X1's focus is on unstructured data. Originally built as a desktop search tool, the technology now focuses on e-discovery and investigations, looking to find, analyze and act on unstructured data at the end point before it moves downstream to review. Speaking with Legaltech News last week, Carpenter said X1's position aligns well of with his vision of the e-discovery marketplace, where the goal is to “move the strategy formation phase up to the beginning, as opposed to later in the process.”

He added that the standardization within X1's software was also important, saying, “Most corporate clients that I've worked with over the years look at reactive e-discovery as a very different process, totally separate from reactive regulatory compliance or proactive corporate compliance or corporate governance. And frankly, there's no reason that it should be different. You're dealing with the same information, with the same employees. Maybe you have different people doing that work, but you should have completely separate technologies and processes and systems. It just doesn't make sense.”

Carpenter said X1 became a part of his orbit while he was doing consulting work with Relativity, with whom X1 announced a product integration earlier this year. Executive chairman John Patzakis offered him a board seat at the time, but as Carpenter tells it, “I said, 'John, I'm really interested in a board seat, but I think you guys have a really big opportunity here. I'd love a bigger role.'” Little did he know, a stealth CEO search had already been underway at the company.

“The timing here is perfect, as the challenge of finding, analyzing and acting on relevant information within skyrocketing volumes of unstructured data for regulatory, litigation and corporate compliance purposes has become acute for global corporations and their outside counsel,” Patzakis said in a statement announcing the appointment. “We are ecstatic to have such a widely respected leader in charge of X1 and are confident Craig will help accelerate the strong growth X1 is experiencing.”

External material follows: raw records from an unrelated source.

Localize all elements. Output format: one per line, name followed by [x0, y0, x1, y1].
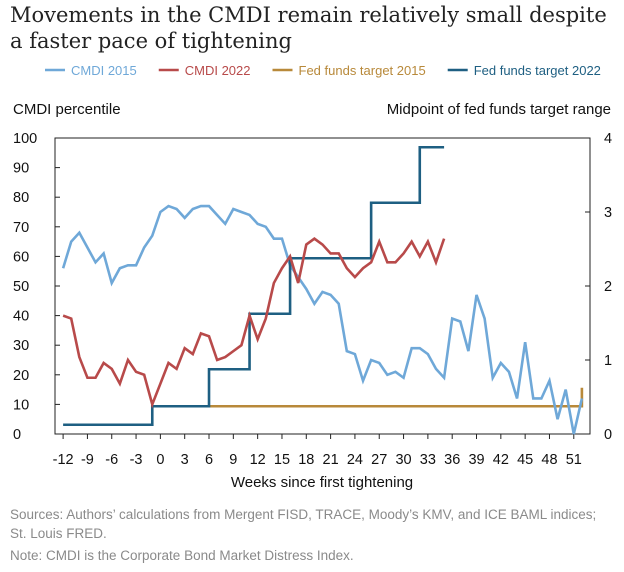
- left-tick-label: 70: [13, 220, 29, 236]
- x-tick-label: 39: [468, 452, 484, 468]
- x-tick-label: 21: [323, 452, 339, 468]
- legend-label-1: CMDI 2022: [185, 63, 251, 78]
- right-tick-label: 1: [604, 353, 612, 369]
- x-tick-label: -12: [53, 452, 74, 468]
- right-tick-label: 3: [604, 205, 612, 221]
- x-axis-title: Weeks since first tightening: [231, 474, 413, 491]
- x-tick-label: 33: [420, 452, 436, 468]
- left-tick-label: 100: [13, 131, 37, 147]
- x-tick-label: 18: [298, 452, 314, 468]
- x-tick-label: 0: [156, 452, 164, 468]
- x-tick-label: -9: [81, 452, 94, 468]
- left-tick-label: 20: [13, 368, 29, 384]
- axis-ticks: -12 -9 -6 -3 0 3 6 9 12 15 18 21 24 27 30 33 36 39 42 45 48 5…: [13, 131, 612, 468]
- footer-note: Note: CMDI is the Corporate Bond Market …: [10, 548, 354, 563]
- series-line-0: [61, 204, 584, 435]
- right-tick-label: 0: [604, 427, 612, 443]
- legend-label-2: Fed funds target 2015: [299, 63, 426, 78]
- left-tick-label: 60: [13, 249, 29, 265]
- left-tick-label: 0: [13, 427, 21, 443]
- legend: CMDI 2015 CMDI 2022 Fed funds target 2015 F…: [45, 63, 601, 78]
- left-tick-label: 50: [13, 279, 29, 295]
- right-tick-label: 4: [604, 131, 612, 147]
- right-axis-title: Midpoint of fed funds target range: [387, 101, 611, 118]
- x-tick-label: 27: [371, 452, 387, 468]
- x-tick-label: 42: [493, 452, 509, 468]
- x-tick-label: 24: [347, 452, 363, 468]
- x-tick-label: -6: [105, 452, 118, 468]
- series-line-2: [160, 387, 584, 408]
- x-tick-label: 36: [444, 452, 460, 468]
- legend-label-3: Fed funds target 2022: [474, 63, 601, 78]
- x-tick-label: 9: [229, 452, 237, 468]
- chart-title: Movements in the CMDI remain relatively …: [10, 3, 607, 53]
- footer-sources: Sources: Authors’ calculations from Merg…: [10, 507, 597, 541]
- x-tick-label: 45: [517, 452, 533, 468]
- x-tick-label: 12: [250, 452, 266, 468]
- x-tick-label: 48: [541, 452, 557, 468]
- series-line-1: [62, 237, 446, 409]
- legend-label-0: CMDI 2015: [71, 63, 137, 78]
- left-tick-label: 90: [13, 161, 29, 177]
- x-tick-label: 30: [395, 452, 411, 468]
- x-tick-label: 6: [205, 452, 213, 468]
- left-tick-label: 10: [13, 397, 29, 413]
- x-tick-label: 3: [181, 452, 189, 468]
- right-tick-label: 2: [604, 279, 612, 295]
- left-tick-label: 30: [13, 338, 29, 354]
- series-line-3: [63, 145, 445, 427]
- x-tick-label: 51: [566, 452, 582, 468]
- left-tick-label: 40: [13, 309, 29, 325]
- x-tick-label: -3: [130, 452, 143, 468]
- series-lines: [61, 145, 584, 435]
- left-axis-title: CMDI percentile: [13, 101, 121, 118]
- plot-frame: [54, 137, 591, 435]
- left-tick-label: 80: [13, 190, 29, 206]
- x-tick-label: 15: [274, 452, 290, 468]
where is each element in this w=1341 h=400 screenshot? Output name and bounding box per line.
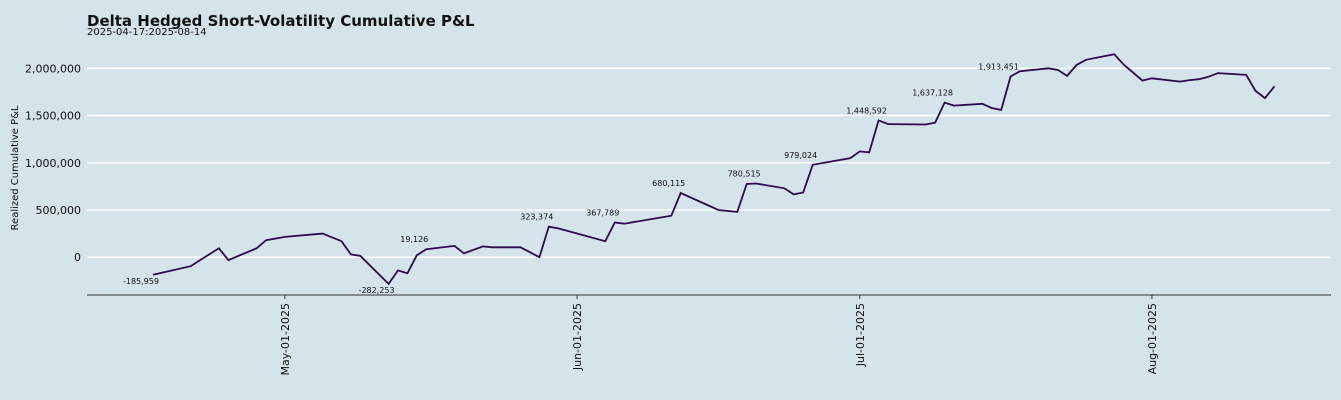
data-label: 323,374 <box>520 213 553 222</box>
y-axis-label: Realized Cumulative P&L <box>10 105 21 230</box>
y-tick-label: 0 <box>74 251 81 264</box>
y-tick-label: 1,000,000 <box>25 157 81 170</box>
chart-title: Delta Hedged Short-Volatility Cumulative… <box>87 12 475 30</box>
y-tick-label: 1,500,000 <box>25 110 81 123</box>
x-tick-label: Aug-01-2025 <box>1146 303 1159 374</box>
y-tick-label: 500,000 <box>36 204 82 217</box>
data-label: 1,637,128 <box>912 89 953 98</box>
x-tick-label: Jun-01-2025 <box>571 303 584 371</box>
data-label: 780,515 <box>728 170 761 179</box>
chart-subtitle: 2025-04-17:2025-08-14 <box>87 27 207 38</box>
line <box>152 53 1276 286</box>
y-tick-label: 2,000,000 <box>25 62 81 75</box>
data-label: 979,024 <box>784 151 817 160</box>
data-label: 367,789 <box>586 208 619 217</box>
data-label: -282,253 <box>359 286 395 295</box>
x-tick-label: Jul-01-2025 <box>854 303 867 367</box>
data-label: 1,913,451 <box>978 63 1019 72</box>
data-label: 680,115 <box>652 179 685 188</box>
data-label: -185,959 <box>123 277 159 286</box>
data-label: 19,126 <box>400 235 428 244</box>
data-label: 1,448,592 <box>846 106 887 115</box>
x-tick-label: May-01-2025 <box>279 303 292 375</box>
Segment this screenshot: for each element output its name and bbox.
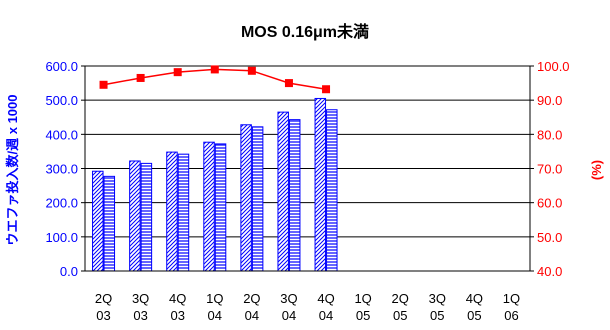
category-year-label: 06 — [504, 308, 518, 323]
bar — [314, 97, 327, 272]
category-label: 4Q — [169, 291, 186, 306]
line-marker — [99, 80, 108, 89]
bar — [166, 151, 178, 272]
category-year-label: 03 — [170, 308, 184, 323]
bar — [251, 126, 264, 272]
category-label: 4Q — [466, 291, 483, 306]
bar — [177, 153, 190, 272]
category-year-label: 04 — [245, 308, 259, 323]
line-marker — [284, 79, 293, 88]
bar — [129, 160, 141, 272]
category-year-label: 03 — [133, 308, 147, 323]
right-tick-label: 100.0 — [537, 59, 570, 74]
bar — [103, 175, 116, 272]
left-tick-label: 300.0 — [45, 162, 78, 177]
bar — [288, 119, 301, 272]
category-labels: 2Q 03 3Q 03 4Q 03 1Q 04 2Q 04 3Q 04 4Q 04 1Q 05 2Q 05 3Q 05… — [95, 291, 520, 323]
category-label: 1Q — [206, 291, 223, 306]
line-series — [99, 65, 331, 94]
chart-title: MOS 0.16μm未満 — [241, 22, 369, 41]
line-marker — [210, 65, 219, 74]
bar — [277, 111, 289, 272]
right-tick-label: 60.0 — [537, 196, 562, 211]
bar — [214, 143, 227, 272]
left-tick-label: 100.0 — [45, 230, 78, 245]
category-year-label: 05 — [467, 308, 481, 323]
axes — [81, 65, 534, 272]
left-tick-label: 500.0 — [45, 93, 78, 108]
left-tick-label: 600.0 — [45, 59, 78, 74]
right-tick-label: 90.0 — [537, 93, 562, 108]
bar — [326, 109, 338, 272]
right-axis-ticks: 40.0 50.0 60.0 70.0 80.0 90.0 100.0 — [537, 59, 570, 279]
bar — [203, 141, 215, 272]
category-year-label: 04 — [208, 308, 222, 323]
category-label: 2Q — [392, 291, 409, 306]
right-axis-label: (%) — [589, 160, 604, 180]
right-tick-label: 70.0 — [537, 162, 562, 177]
category-year-label: 04 — [282, 308, 296, 323]
category-label: 3Q — [429, 291, 446, 306]
right-tick-label: 50.0 — [537, 230, 562, 245]
line-marker — [173, 68, 182, 77]
category-label: 3Q — [280, 291, 297, 306]
category-label: 4Q — [317, 291, 334, 306]
category-label: 2Q — [95, 291, 112, 306]
category-year-label: 03 — [96, 308, 110, 323]
category-year-label: 05 — [393, 308, 407, 323]
left-axis-ticks: 0.0 100.0 200.0 300.0 400.0 500.0 600.0 — [45, 59, 78, 279]
category-label: 3Q — [132, 291, 149, 306]
category-year-label: 05 — [430, 308, 444, 323]
left-tick-label: 400.0 — [45, 127, 78, 142]
bar — [140, 162, 153, 272]
bars — [92, 97, 338, 272]
right-tick-label: 40.0 — [537, 264, 562, 279]
line-marker — [322, 85, 331, 94]
grid — [85, 65, 530, 238]
line-marker — [247, 66, 256, 75]
category-year-label: 04 — [319, 308, 333, 323]
category-label: 1Q — [354, 291, 371, 306]
line-marker — [136, 73, 145, 82]
category-year-label: 05 — [356, 308, 370, 323]
category-label: 1Q — [503, 291, 520, 306]
left-tick-label: 200.0 — [45, 196, 78, 211]
right-tick-label: 80.0 — [537, 127, 562, 142]
category-label: 2Q — [243, 291, 260, 306]
left-tick-label: 0.0 — [60, 264, 78, 279]
bar — [92, 170, 104, 272]
bar — [240, 124, 252, 272]
left-axis-label: ウエファ投入数/週 x 1000 — [5, 95, 20, 246]
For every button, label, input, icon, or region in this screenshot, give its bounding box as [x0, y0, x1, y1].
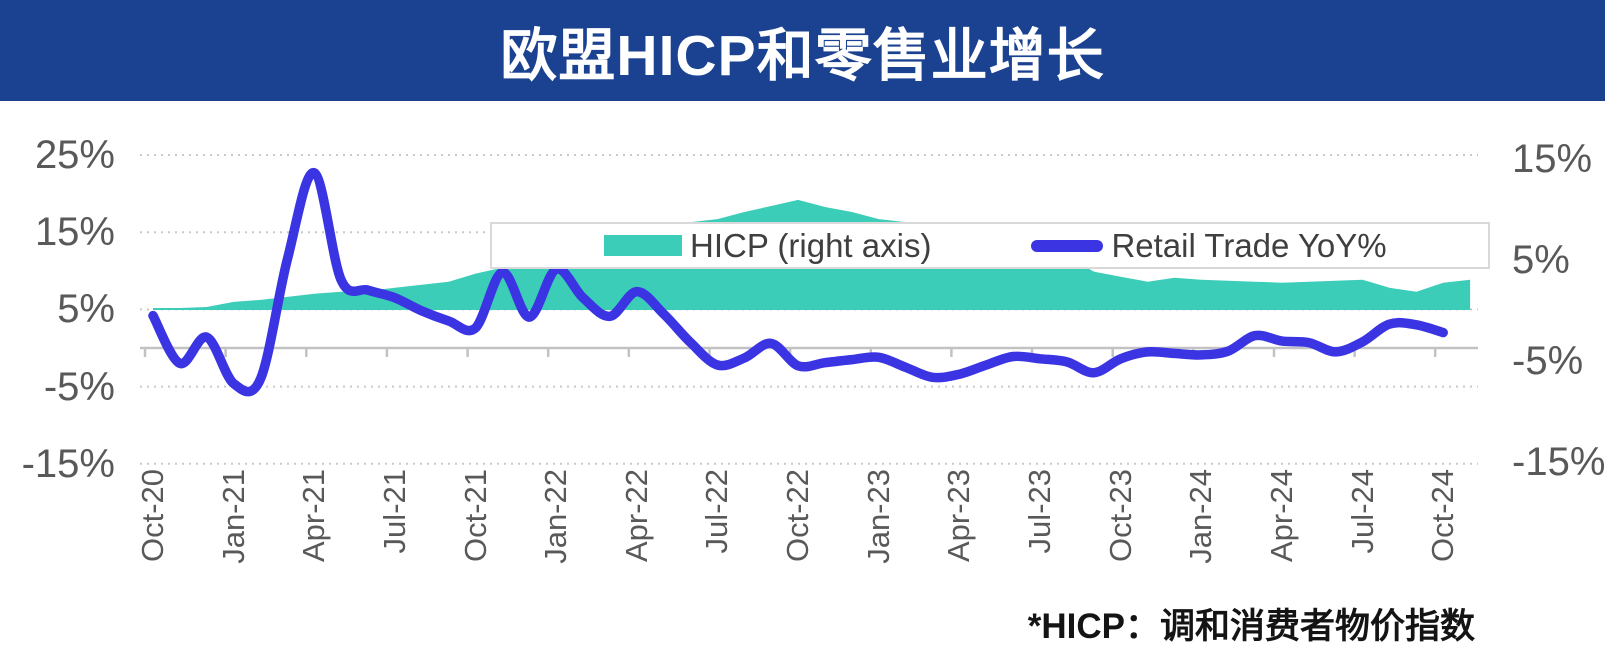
x-axis-label: Jan-22 [538, 469, 573, 564]
y-axis-label-left: 15% [34, 210, 115, 254]
retail-line-swatch-icon [1031, 239, 1104, 252]
x-axis-label: Oct-23 [1103, 469, 1138, 563]
y-axis-label-left: -15% [21, 442, 115, 486]
y-axis-label-right: 5% [1512, 238, 1570, 282]
x-axis-label: Apr-23 [941, 469, 976, 563]
x-axis-label: Oct-24 [1425, 469, 1460, 563]
x-axis-label: Jan-21 [216, 469, 251, 564]
chart-canvas [140, 154, 1478, 465]
y-axis-label-left: -5% [43, 365, 115, 409]
x-axis-label: Jul-21 [377, 469, 412, 554]
hicp-area-swatch-icon [604, 235, 682, 256]
x-axis-label: Oct-21 [458, 469, 493, 563]
x-axis-label: Apr-22 [619, 469, 654, 563]
y-axis-label-right: -5% [1512, 339, 1584, 383]
x-axis-label: Apr-24 [1264, 469, 1299, 563]
x-axis-label: Jul-23 [1022, 469, 1057, 554]
y-axis-label-right: 15% [1512, 137, 1593, 181]
x-axis-label: Jan-23 [861, 469, 896, 564]
x-axis-label: Apr-21 [296, 469, 331, 563]
title-bar: 欧盟HICP和零售业增长 [0, 0, 1605, 101]
x-axis-label: Jan-24 [1183, 469, 1218, 564]
x-axis-label: Oct-22 [780, 469, 815, 563]
retail-line-series [148, 168, 1448, 397]
x-axis-label: Jul-22 [699, 469, 734, 554]
x-axis-label: Jul-24 [1345, 469, 1380, 554]
y-axis-label-left: 5% [57, 287, 115, 331]
x-axis-label: Oct-20 [135, 469, 170, 563]
page-title: 欧盟HICP和零售业增长 [500, 23, 1105, 88]
y-axis-label-right: -15% [1512, 440, 1605, 484]
legend: HICP (right axis) Retail Trade YoY% [490, 222, 1490, 269]
hicp-legend-label: HICP (right axis) [690, 226, 932, 264]
hicp-footnote: *HICP：调和消费者物价指数 [1027, 607, 1475, 646]
chart-area: 25% 15% 5% -5% -15% 15% 5% -5% -15% Oct-20 Jan-2… [0, 101, 1605, 646]
y-axis-label-left: 25% [34, 133, 115, 177]
retail-legend-label: Retail Trade YoY% [1111, 226, 1387, 264]
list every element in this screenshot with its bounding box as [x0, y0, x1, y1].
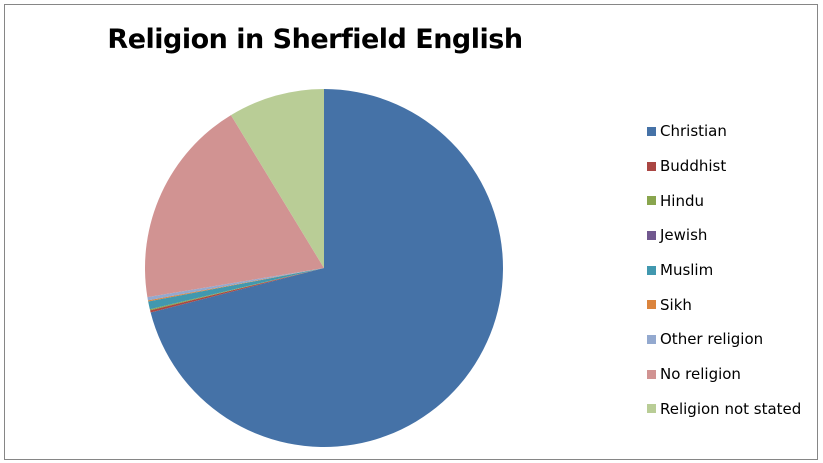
legend-label: Buddhist — [660, 157, 726, 175]
legend-swatch — [647, 370, 656, 379]
legend-swatch — [647, 335, 656, 344]
legend-swatch — [647, 196, 656, 205]
legend-item-other-religion: Other religion — [647, 322, 817, 357]
legend-label: Other religion — [660, 330, 763, 348]
legend-label: Religion not stated — [660, 400, 801, 418]
legend-swatch — [647, 404, 656, 413]
legend-label: Sikh — [660, 296, 692, 314]
legend-item-hindu: Hindu — [647, 183, 817, 218]
chart-legend: Christian Buddhist Hindu Jewish Muslim Sikh Ot… — [647, 114, 817, 426]
legend-item-jewish: Jewish — [647, 218, 817, 253]
legend-item-religion-not-stated: Religion not stated — [647, 392, 817, 427]
legend-swatch — [647, 266, 656, 275]
legend-label: Christian — [660, 122, 727, 140]
legend-label: No religion — [660, 365, 741, 383]
legend-item-christian: Christian — [647, 114, 817, 149]
legend-item-buddhist: Buddhist — [647, 149, 817, 184]
legend-label: Muslim — [660, 261, 713, 279]
legend-swatch — [647, 127, 656, 136]
legend-swatch — [647, 231, 656, 240]
legend-item-sikh: Sikh — [647, 287, 817, 322]
legend-label: Jewish — [660, 226, 707, 244]
legend-item-muslim: Muslim — [647, 253, 817, 288]
legend-swatch — [647, 162, 656, 171]
legend-item-no-religion: No religion — [647, 357, 817, 392]
legend-swatch — [647, 300, 656, 309]
legend-label: Hindu — [660, 192, 704, 210]
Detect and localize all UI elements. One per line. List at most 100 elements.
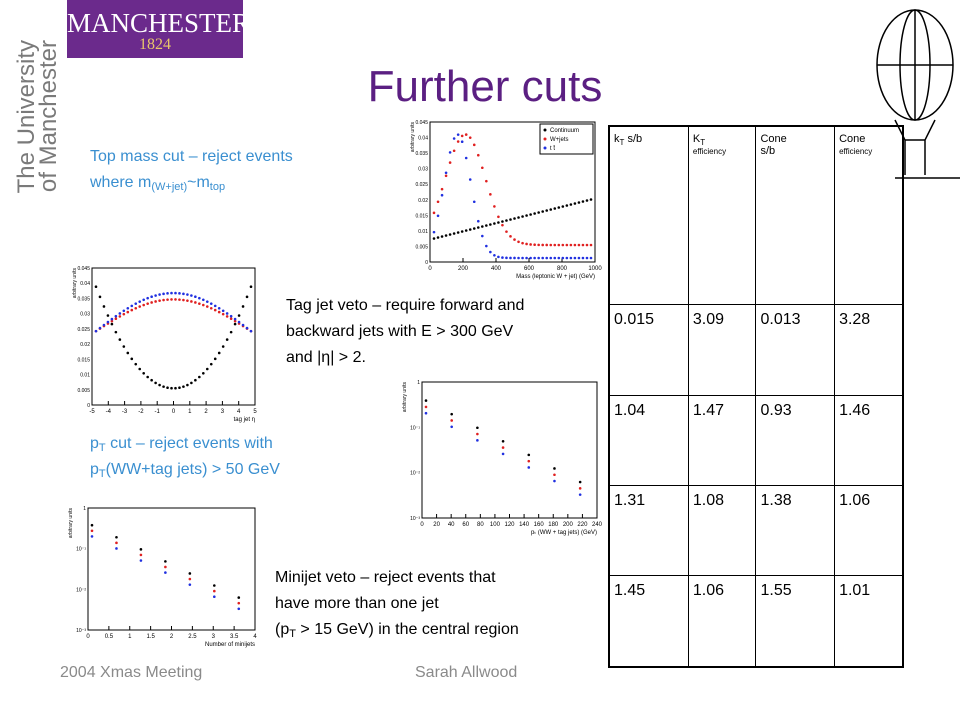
decor-point [497,255,500,259]
decor-point [481,234,484,238]
decor-point [537,211,540,214]
x-tick-label: 0 [86,634,90,640]
table-row: 0.015 3.09 0.013 3.28 [608,304,904,396]
decor-point [166,292,169,295]
plot: -5 -4 -3 -2 -1 0 1 2 3 4 5 0 0.005 0.01 0.015 0.02 0.025… [72,266,257,423]
table-cell: 1.45 [608,574,689,668]
subscript: top [209,181,226,193]
decor-point [561,243,565,247]
y-axis-label: arbitrary units [402,382,408,413]
header-text: Cone [839,133,866,145]
x-tick-label: 1 [128,634,132,640]
decor-point [468,228,472,231]
decor-point [98,295,102,299]
text-block: Tag jet veto – require forward and backwa… [286,293,524,371]
decor-point [444,234,448,237]
decor-point [102,323,106,327]
text-part: p [90,435,99,452]
decor-point [178,298,181,301]
decor-point [436,236,440,239]
decor-point [513,217,516,220]
x-tick-label: 3 [212,634,216,640]
decor-point [164,560,167,563]
decor-point [94,285,98,289]
x-tick-label: 80 [477,522,484,528]
decor-point [553,467,556,470]
decor-point [217,310,221,314]
decor-point [432,237,436,240]
logo-year: 1824 [139,36,171,53]
decor-point [198,296,201,300]
decor-point [106,320,110,324]
table-row: 1.31 1.08 1.38 1.06 [608,484,904,576]
header-text: efficiency [839,147,873,156]
y-axis-label: arbitrary units [68,508,74,539]
decor-point [436,200,440,204]
x-tick-label: -5 [89,409,95,415]
decor-point [213,584,216,587]
decor-point [225,312,229,315]
decor-point [464,229,468,232]
decor-point [188,572,192,575]
decor-point [440,187,444,191]
decor-point [585,199,589,202]
decor-point [118,338,122,341]
decor-point [98,326,102,330]
text-part: have more than one jet [275,595,439,612]
decor-point [186,299,189,302]
decor-point [509,235,512,238]
text-part: cut – reject events with [105,435,273,452]
header-text: s/b [624,133,643,145]
x-tick-label: 800 [557,266,568,272]
text-line: have more than one jet [275,591,519,617]
decor-point [217,351,221,355]
decor-point [472,143,476,147]
decor-point [440,235,444,238]
decor-point [578,493,582,496]
title: Further cuts [367,62,603,111]
y-tick-label: 0.045 [77,266,90,272]
decor-point [237,596,241,599]
decor-point [205,300,209,303]
y-tick-label: 0.025 [415,182,428,188]
table-cell: 0.93 [755,394,836,486]
decor-point [497,215,500,219]
x-axis-label: tag jet η [234,417,255,423]
decor-point [553,479,556,483]
decor-point [150,295,153,299]
legend-box [539,123,594,155]
decor-point [501,223,504,227]
y-tick-label: 0.02 [80,342,90,348]
decor-point [452,232,456,235]
decor-point [134,302,138,305]
decor-point [233,319,237,323]
x-tick-label: 120 [504,522,515,528]
decor-point [114,330,118,334]
decor-point [472,227,476,230]
x-tick-label: 160 [534,522,545,528]
decor-point [150,378,153,382]
decor-point [166,386,169,389]
x-tick-label: 220 [577,522,588,528]
decor-point [186,383,189,387]
decor-point [525,214,528,217]
decor-point [513,238,516,241]
x-tick-label: 140 [519,522,530,528]
decor-point [424,411,428,415]
decor-point [225,315,229,318]
text-part: where m [90,174,152,191]
decor-point [182,298,185,302]
decor-point [209,306,213,310]
decor-point [432,211,436,215]
decor-point [221,312,225,316]
decor-point [118,312,122,315]
table-cell: 1.55 [755,574,836,668]
subscript: T [98,442,106,454]
decor-point [142,298,145,302]
decor-point [213,357,217,361]
decor-point [186,293,189,296]
decor-point [122,309,126,313]
decor-point [573,256,577,260]
x-tick-label: 100 [490,522,501,528]
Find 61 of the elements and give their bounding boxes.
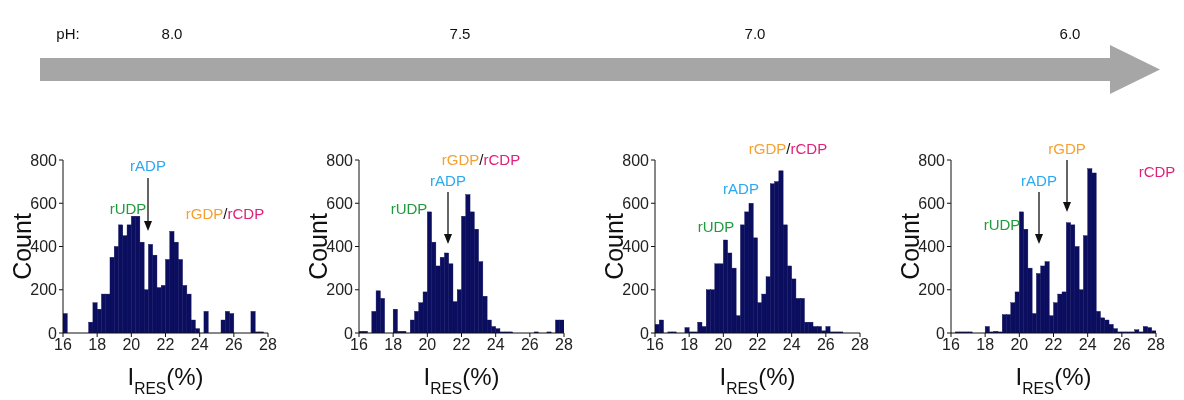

Now, Carpenter finds himself back in the e-discovery software world, after a few recent stints at service providers. He explained this is where he'd rather be: “Software is a great place to be. Sales cycles are longer, but it's more enjoyable. I think you can solve bigger problems, and you can engage more closely with clients in a strategic fashion, which I love to do.”

And there are plenty of problems to navigate in today's e-discovery world, such as the EU's General Data Protection Regulation (GDPR), consolidation in the industry, and burgeoning data types. He said that these problems excite him, especially with lots of growth on the software side. “Investors are seeing globally a $700 billion [legal] market that is quite inefficient in most areas, and there's not that many markets of that size,” he explained.

In order to grow, Carpenter said that the first is convincing the market that X1's method of treating e-discovery as a standard business process is the way to go, something he said “should occupy us for the next two to three years, minimum.” But that's not the end goal: He sees a future where X1's unstructured data analysis can be “part of the plumbing of the bigger players in the space, whether that's Microsoft, Oracle, IBM or someone like that.”